Redattore

Nicolò Bindi (1991) si è laureato in Filologia Moderna all’Università degli studi di Pisa, discutendo una tesi su “Teoria e pratica del futurismo. Palazzeschi, Marinetti, Soffici”. Interessato principalmente agli aspetti stilistici, metrici e linguistici, sta concentrando le sue ricerche letterarie soprattutto sugli autori delle avanguardie storiche e del modernismo italiano ed europeo. Collabora con diverse associazioni culturali. È docente presso l'Istituto "Francesco Datini" di Prato.

Da qualche tempo a questa parte i media nostrani – in particolare testate come “la Repubblica”, il “Corriere della Sera”, “Open” – sembrano essere stati investiti da un insolito interesse nei confronti della scuola. Ad attirare la loro attenzione, però, non è stata l’istituzione in sé, il suo stato di salute compromesso, quanto le colorite manifestazioni studentesche delle ultime settimane. Già da qualche mese, però, i quotidiani precedentemente citati hanno cominciato una sorta di “caccia alla protesta” nei vari istituti scolastici italiani, con particolare attenzione a temi di costume e sessualità.
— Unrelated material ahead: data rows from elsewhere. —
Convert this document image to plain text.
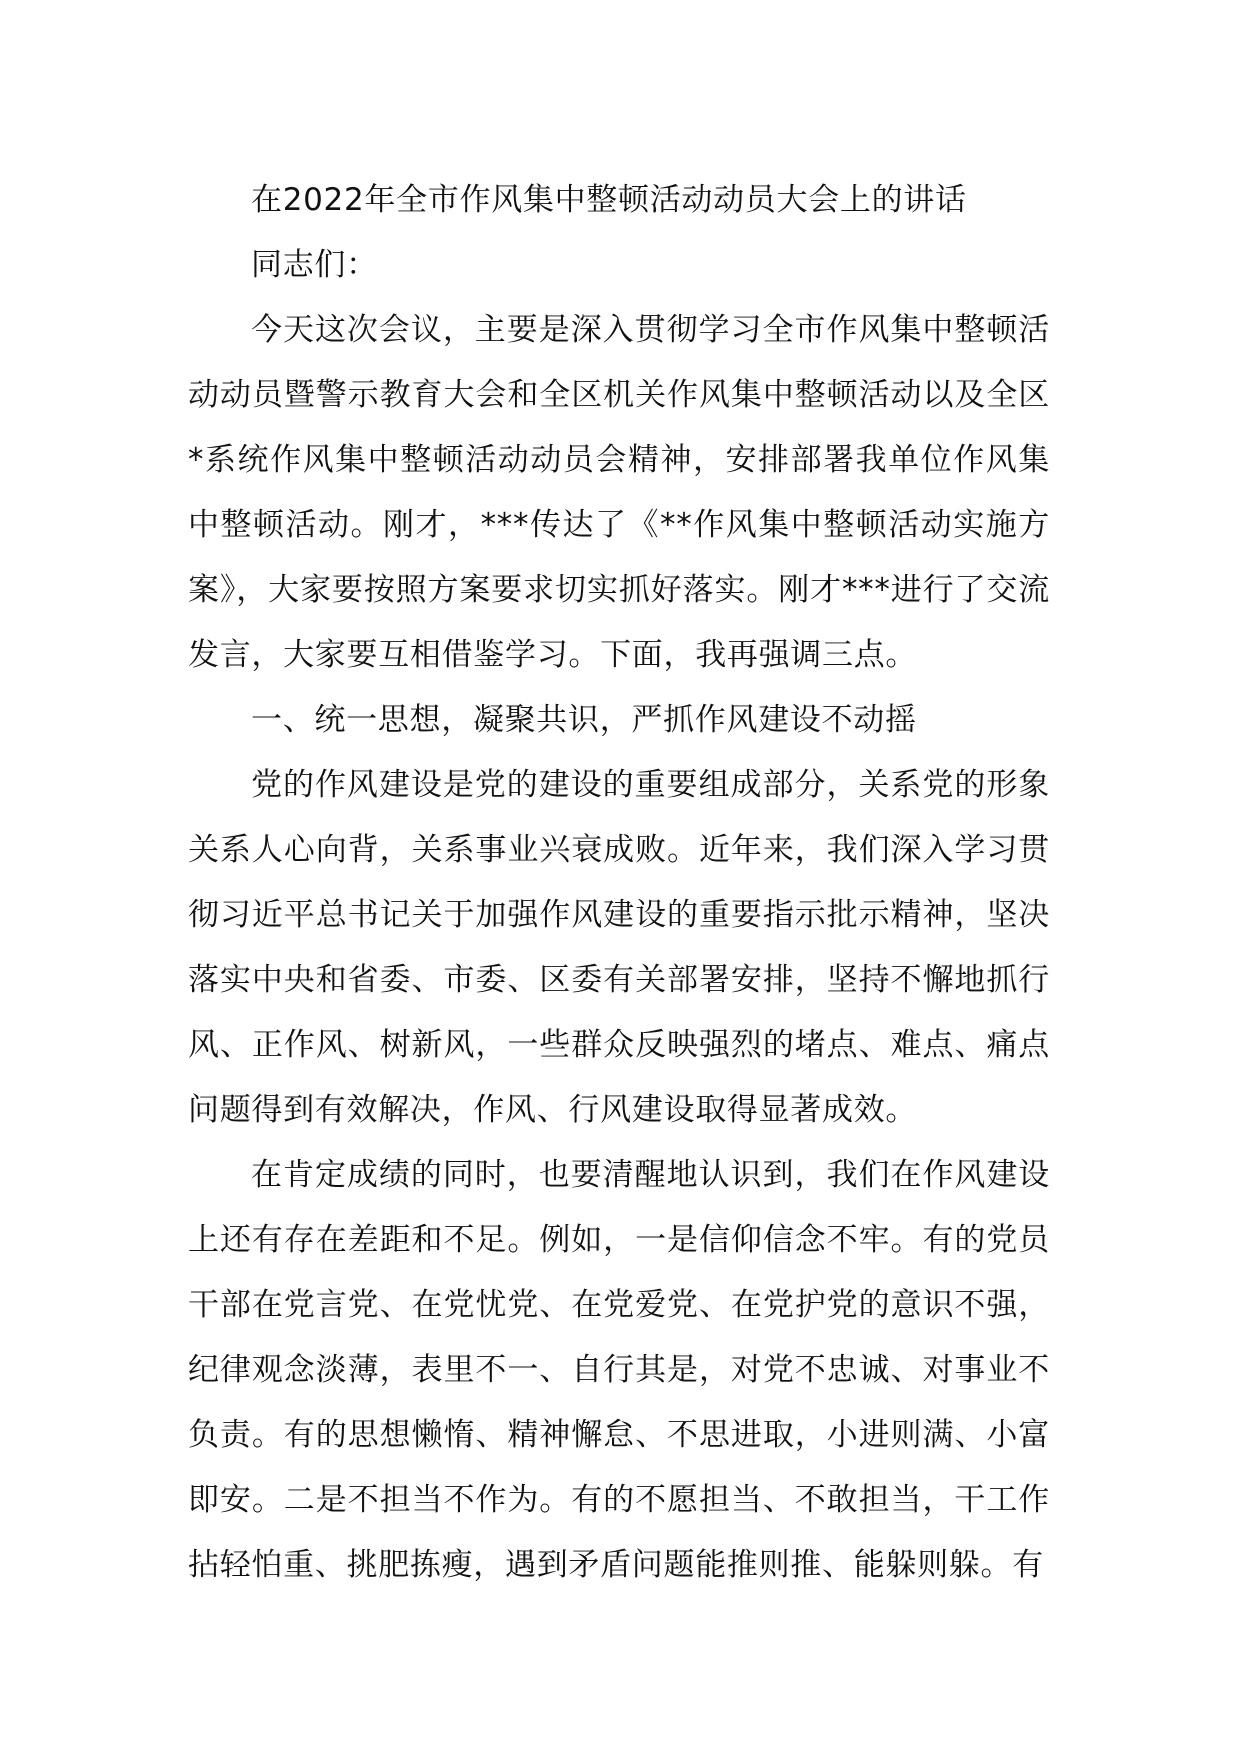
在2022年全市作风集中整顿活动动员大会上的讲话

同志们：

今天这次会议，主要是深入贯彻学习全市作风集中整顿活动动员暨警示教育大会和全区机关作风集中整顿活动以及全区*系统作风集中整顿活动动员会精神，安排部署我单位作风集中整顿活动。刚才，***传达了《**作风集中整顿活动实施方案》，大家要按照方案要求切实抓好落实。刚才***进行了交流发言，大家要互相借鉴学习。下面，我再强调三点。

一、统一思想，凝聚共识，严抓作风建设不动摇

党的作风建设是党的建设的重要组成部分，关系党的形象关系人心向背，关系事业兴衰成败。近年来，我们深入学习贯彻习近平总书记关于加强作风建设的重要指示批示精神，坚决落实中央和省委、市委、区委有关部署安排，坚持不懈地抓行风、正作风、树新风，一些群众反映强烈的堵点、难点、痛点问题得到有效解决，作风、行风建设取得显著成效。

在肯定成绩的同时，也要清醒地认识到，我们在作风建设上还有存在差距和不足。例如，一是信仰信念不牢。有的党员干部在党言党、在党忧党、在党爱党、在党护党的意识不强，纪律观念淡薄，表里不一、自行其是，对党不忠诚、对事业不负责。有的思想懒惰、精神懈怠、不思进取，小进则满、小富即安。二是不担当不作为。有的不愿担当、不敢担当，干工作拈轻怕重、挑肥拣瘦，遇到矛盾问题能推则推、能躲则躲。有
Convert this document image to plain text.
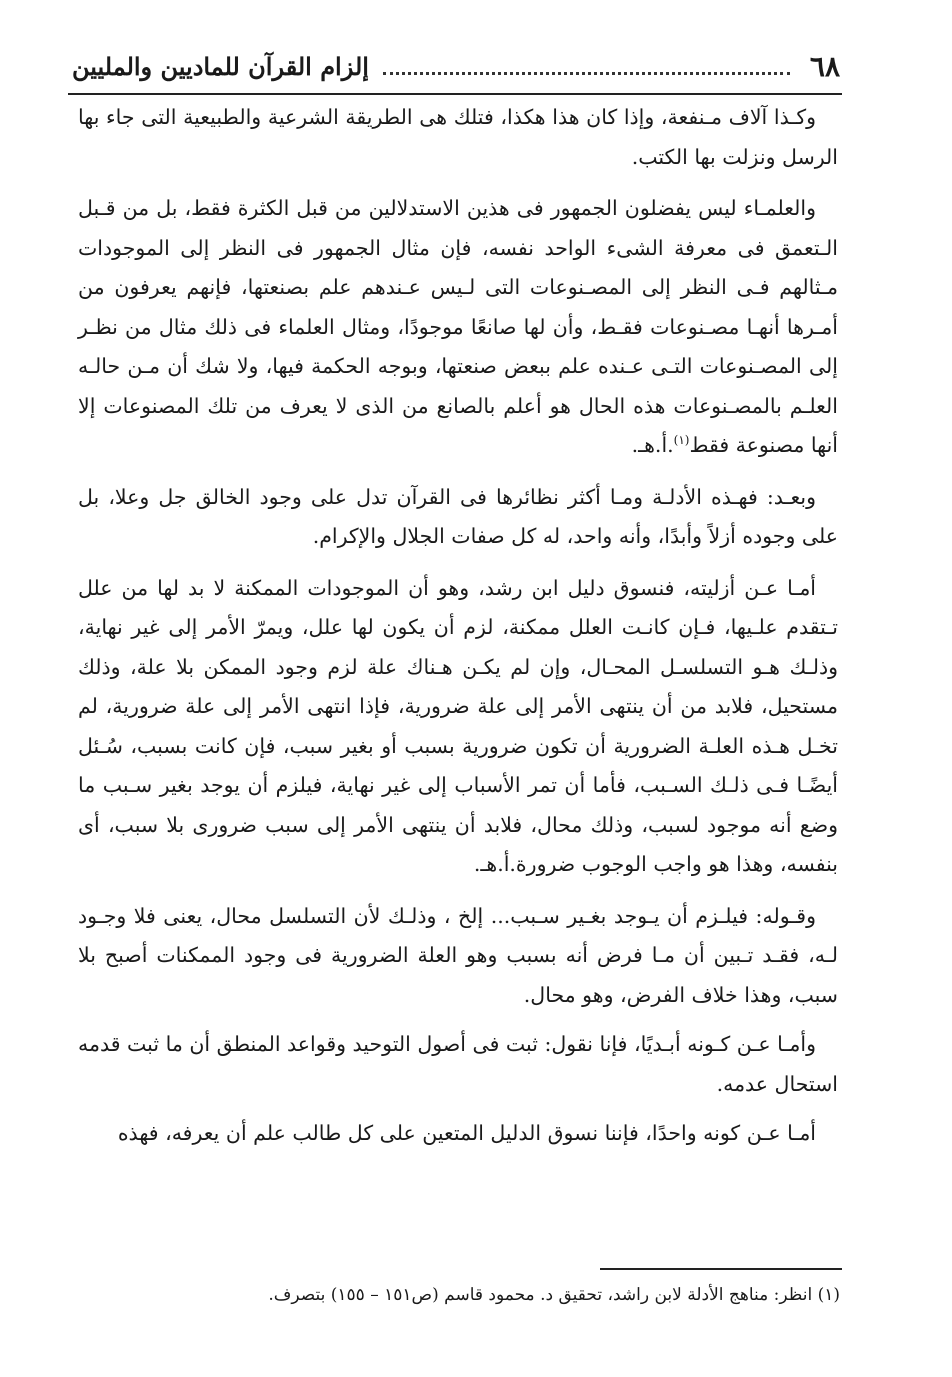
٦٨
إلزام القرآن للماديين والمليين

وكـذا آلاف مـنفعة، وإذا كان هذا هكذا، فتلك هى الطريقة الشرعية والطبيعية التى جاء بها الرسل ونزلت بها الكتب.

والعلمـاء ليس يفضلون الجمهور فى هذين الاستدلالين من قبل الكثرة فقط، بل من قـبل الـتعمق فى معرفة الشىء الواحد نفسه، فإن مثال الجمهور فى النظر إلى الموجودات مـثالهم فـى النظر إلى المصـنوعات التى لـيس عـندهم علم بصنعتها، فإنهم يعرفون من أمـرها أنهـا مصـنوعات فقـط، وأن لها صانعًا موجودًا، ومثال العلماء فى ذلك مثال من نظـر إلى المصـنوعات التـى عـنده علم ببعض صنعتها، وبوجه الحكمة فيها، ولا شك أن مـن حالـه العلـم بالمصـنوعات هذه الحال هو أعلم بالصانع من الذى لا يعرف من تلك المصنوعات إلا أنها مصنوعة فقط$^{(١)}$.أ.هـ.

وبعـد: فهـذه الأدلـة ومـا أكثر نظائرها فى القرآن تدل على وجود الخالق جل وعلا، بل على وجوده أزلاً وأبدًا، وأنه واحد، له كل صفات الجلال والإكرام.

أمـا عـن أزليته، فنسوق دليل ابن رشد، وهو أن الموجودات الممكنة لا بد لها من علل تـتقدم علـيها، فـإن كانـت العلل ممكنة، لزم أن يكون لها علل، ويمرّ الأمر إلى غير نهاية، وذلـك هـو التسلسـل المحـال، وإن لم يكـن هـناك علة لزم وجود الممكن بلا علة، وذلك مستحيل، فلابد من أن ينتهى الأمر إلى علة ضرورية، فإذا انتهى الأمر إلى علة ضرورية، لم تخـل هـذه العلـة الضرورية أن تكون ضرورية بسبب أو بغير سبب، فإن كانت بسبب، سُـئل أيضًـا فـى ذلـك السـبب، فأما أن تمر الأسباب إلى غير نهاية، فيلزم أن يوجد بغير سـبب ما وضع أنه موجود لسبب، وذلك محال، فلابد أن ينتهى الأمر إلى سبب ضرورى بلا سبب، أى بنفسه، وهذا هو واجب الوجوب ضرورة.أ.هـ.

وقـوله: فيلـزم أن يـوجد بغـير سـبب... إلخ ، وذلـك لأن التسلسل محال، يعنى فلا وجـود لـه، فقـد تـبين أن مـا فرض أنه بسبب وهو العلة الضرورية فى وجود الممكنات أصبح بلا سبب، وهذا خلاف الفرض، وهو محال.

وأمـا عـن كـونه أبـديًا، فإنا نقول: ثبت فى أصول التوحيد وقواعد المنطق أن ما ثبت قدمه استحال عدمه.

أمـا عـن كونه واحدًا، فإننا نسوق الدليل المتعين على كل طالب علم أن يعرفه، فهذه

(١) انظر: مناهج الأدلة لابن راشد، تحقيق د. محمود قاسم (ص١٥١ – ١٥٥) بتصرف.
Ultimo a ricollegarsi a questo filone, il recente caso del liceo Righi, presentato dai media nel suo schema più canonico: una studentessa ha un comportamento sopra le righe all’interno della classe, per questo si crea uno scontro con un insegnante che porta, inevitabilmente, a una manifestazione dove gli studenti maschi, per solidarietà, indossano una minigonna.

Queste proteste sono decantate con commovente trasporto idealistico, dai media, che tanto si soffermano sulla presunta apertura mentale delle nuove generazioni e sulla forza d’animo, sulla compattezza di chi protesta, pronto a insorgere – pacificamente – contro gli alfieri del “passatismo”. Ciò che ne esce fuori, dunque, è il ritratto di una generazione impegnata, progressista, vivace e combattiva, ma pure rispettosa delle istituzioni democratiche e del principio della non-violenza. Ma quanto è reale questo ritratto? Decisamente poco, e chiunque sia dentro la scuola, chiunque anche lo sia stato nel corso dell’ultima decade, lo sa perfettamente.

Parlando per esperienza personale, è difficile trovare nelle classi un certo tipo di afflato ideologico. Temi come l’ecologia, la parità di genere, il razzismo entrano solo tramite i progetti dei vari insegnanti e lì vivono e muoiono, passivamente accettati. Soltanto il discorso discriminatorio sembra fare un po’ di breccia, ma solo in senso individualista, declinato sotto forma di “vittimismo”. Anche la combattività e l’impegno, dunque, lasciano il tempo che trovano: molti studenti sembrano troppo presi dai loro problemi legati a mancanza di autostima e ansia per il futuro lavorativo, per preoccuparsi di tutti quei temi etici cari all’area progressista del paese.

Ora, tutto questo è decisamente preoccupante, e certo meriterebbe più attenzione. I media, però, preferiscono soffermarsi su altro, e fornire una narrazione a tutti gli effetti menzognera. Come mai? Ci troviamo, probabilmente, di fronte a un tentativo di induzione: ponendo l’attenzione su casi sporadici e specifici, si vuol far passare l’eccezione per la normalità, così da indurre il resto della popolazione ad adeguarsi. In un certo senso può funzionare, poiché si va a fare leva su due degli aspetti più sviluppati in un adolescente, ovvero il narcisismo e il vittimismo: niente di meglio che poter lamentare una discriminazione subita in diretta TV, o dalle colonne di un quotidiano nazionale. È così che il giornalismo nostrano offre un vero e proprio “paese dei balocchi”, fatto di proteste semplici ma con impatto mediatico assicurato, di un ribellismo banale e contraffatto innalzato a modello di nuova umanità – in pratica, un nuovo ’68.

Il problema principale, però, è che questo tipo di battaglie basate sul nulla si accostano a proteste legittime, come quelle che riguardano l’alternanza scuola-lavoro. Il risultato? Che le prime, più semplici, più attraenti, riescono a guadagnarsi velocemente il palcoscenico e a infiammare i social network, mentre le seconde passano velocemente in secondo piano, uscendo quasi subito dal dibattito pubblico.

Ancora una volta, dunque, ci troviamo di fronte al fumo che viene prediletto alla sostanza: questo pare il destino di tutto ciò che ruota attorno alla scuola italiana.